Steeds meer volgelingen van Jezus in Samaria

1Saulus was het helemaal eens met het vonnis over Stefanus. Vanaf die dag kwamen de volgelingen van Jezus in Jeruzalem onder zware druk te staan. Zij werden zo hevig vervolgd dat zij moesten vluchten naar Judea en Samaria. Alleen de apostelen bleven nog in de stad. 2Enkele gelovige mannen begroeven Stefanus en rouwden over hem. 3Saulus deed zijn uiterste best de volgelingen van Jezus uit te roeien. Hij drong, niets en niemand ontziend, hun huizen binnen, sleurde mannen en vrouwen naar buiten en zette hen in de gevangenis.

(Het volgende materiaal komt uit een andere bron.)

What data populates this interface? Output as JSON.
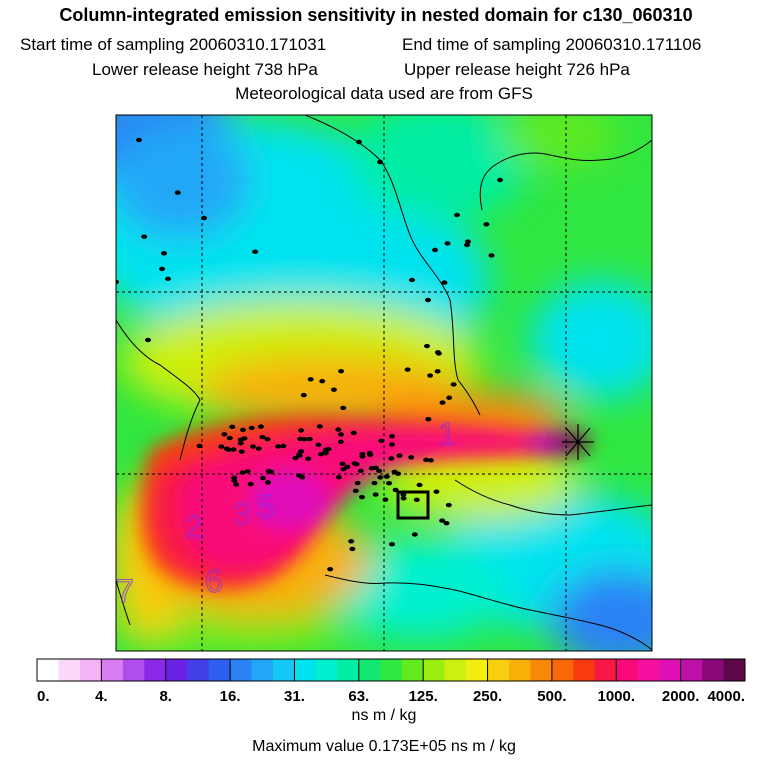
{
  "title": "Column-integrated emission sensitivity in nested domain for c130_060310",
  "start_label": "Start time of sampling 20060310.171031",
  "end_label": "End time of sampling 20060310.171106",
  "lower_label": "Lower release height  738 hPa",
  "upper_label": "Upper release height  726 hPa",
  "met_label": "Meteorological data used are from GFS",
  "units": "ns m / kg",
  "max_label": "Maximum value  0.173E+05 ns m / kg",
  "colorbar": {
    "tick_labels": [
      "0.",
      "4.",
      "8.",
      "16.",
      "31.",
      "63.",
      "125.",
      "250.",
      "500.",
      "1000.",
      "2000.",
      "4000."
    ],
    "colors": [
      "#ffffff",
      "#fcd9fc",
      "#f5b3f7",
      "#d77ef2",
      "#b04ded",
      "#8a28e8",
      "#6a23e5",
      "#4040e6",
      "#2f5ff0",
      "#2c82f5",
      "#22a7f7",
      "#15c8f5",
      "#00e3ee",
      "#00f0d0",
      "#00eda4",
      "#10e670",
      "#30e640",
      "#62ea20",
      "#9aee10",
      "#cdf010",
      "#f3ee10",
      "#f8d010",
      "#f8b008",
      "#f88808",
      "#f86808",
      "#f83a10",
      "#f81848",
      "#f80878",
      "#f510a0",
      "#e010b8",
      "#bc10a8",
      "#8c0878",
      "#5c0848"
    ]
  },
  "chart_data": {
    "type": "heatmap",
    "title": "Column-integrated emission sensitivity in nested domain for c130_060310",
    "variable": "emission sensitivity",
    "units": "ns m / kg",
    "scale": "logarithmic",
    "levels": [
      0,
      4,
      8,
      16,
      31,
      63,
      125,
      250,
      500,
      1000,
      2000,
      4000
    ],
    "maximum": 17300,
    "sampling_start": "20060310.171031",
    "sampling_end": "20060310.171106",
    "release_height_hpa": [
      738,
      726
    ],
    "met_data": "GFS",
    "plume_labels": [
      "1",
      "2",
      "3",
      "5",
      "6",
      "7"
    ]
  }
}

4De volgelingen die uiteengejaagd waren, spraken overal over Jezus en vertelden wat Hij had gedaan. 5Filippus bijvoorbeeld, ging naar de stad Samaria en vertelde dat Jezus de Christus is. 6De mensen die naar hem luisterden en zagen welke buitengewone dingen hij deed, hielden zich aan wat hij zei. 7Boze geesten gingen, onder luid geschreeuw, weg uit de vele mensen die er last van hadden. Vele lammen en kreupelen werden genezen. 8Het was dan ook niet verwonderlijk dat er grote vreugde in de stad heerste.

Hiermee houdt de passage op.